Упав на длинную деревянную скамью, я вытянулась во всю её длину. Шуба свесилась до пола, я уже ненавидела её всей душой.
— Всё. Я больше не могу. Давай просто сдадимся, и пусть нас заберут уже в полицию.
— Какое сдадимся? — Лёша был красный, взмыленный и разгорячённый азартом погони. — Осталось всего ничего. Сейчас передохнём и сделаем последний рывок. А потом… Потом поймаем тачку, домчимся до Тифа, и я напьюсь в хлам.
Он тоже лёг на скамью.
— Только, может, перед уходом попрыгаем на батутах?
— Ты совсем ненормальный?
— Ну, а чего? Рубашка всё равно уже помялась.
Я лежала и улыбалась. Мне уже давно не было так легко. В голове ни единой мысли. Страха или паники тоже. Только пульсирующие виски и беспечное детское «сейчас», почти такое же беззаботное и необъяснимое, как тогда в санях, когда чувствуешь жизнь не вокруг себя, а изнутри.
— Лёш, скажи, а у тебя родители есть? — я повернулась в его сторону.
Он неопределённо хмыкнул.
— Без родителей дети как бы не рождаются.
— И они все живы?
— Когда я к тебе уходил, были живы.
— И они не в разводе? И никто никого не бросал?
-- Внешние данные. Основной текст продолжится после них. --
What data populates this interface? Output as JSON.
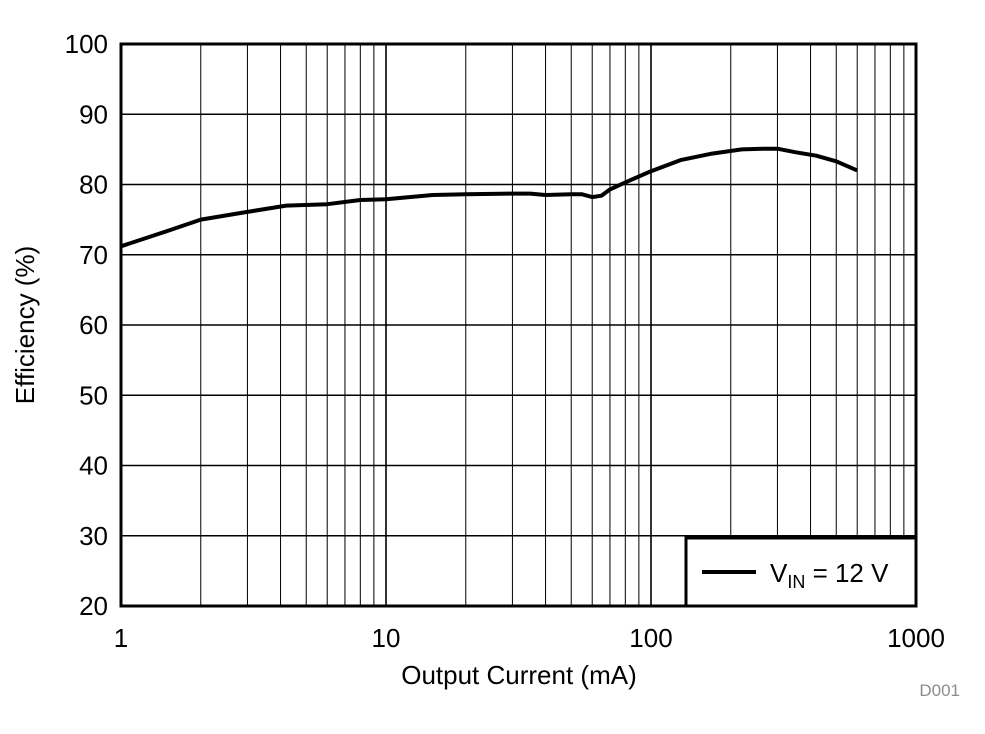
{
  "chart_data": {
    "type": "line",
    "xlabel": "Output Current (mA)",
    "ylabel": "Efficiency (%)",
    "x_scale": "log",
    "xlim": [
      1,
      1000
    ],
    "ylim": [
      20,
      100
    ],
    "x_ticks": [
      "1",
      "10",
      "100",
      "1000"
    ],
    "y_ticks": [
      "20",
      "30",
      "40",
      "50",
      "60",
      "70",
      "80",
      "90",
      "100"
    ],
    "grid": true,
    "legend_position": "bottom-right",
    "series": [
      {
        "name_main": "V",
        "name_sub": "IN",
        "name_rest": " = 12 V",
        "color": "#000000",
        "x": [
          1,
          1.5,
          2,
          3,
          4.2,
          6,
          8,
          10,
          15,
          20,
          30,
          35,
          40,
          50,
          55,
          60,
          65,
          70,
          80,
          100,
          130,
          170,
          220,
          270,
          300,
          350,
          420,
          500,
          600
        ],
        "y": [
          71.2,
          73.4,
          75.0,
          76.1,
          77.0,
          77.2,
          77.8,
          77.9,
          78.5,
          78.6,
          78.7,
          78.7,
          78.5,
          78.6,
          78.6,
          78.2,
          78.4,
          79.3,
          80.3,
          81.9,
          83.5,
          84.4,
          85.0,
          85.1,
          85.1,
          84.6,
          84.1,
          83.3,
          82.0
        ]
      }
    ]
  },
  "figure_code": "D001"
}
— Насколько мне известно — нет, — он привстал на локте.
— И тебя не наказывают, не бьют, мозг не выносят, отец не бухает и не унижает?
— С чего вдруг такие вопросы?
— Да так, просто. Любопытно стало, откуда берутся такие счастливые люди, как ты.
— Во-первых, таких, как я, больше нет, — он многозначительно помолчал. — А во-вторых, не называй меня Лёшей.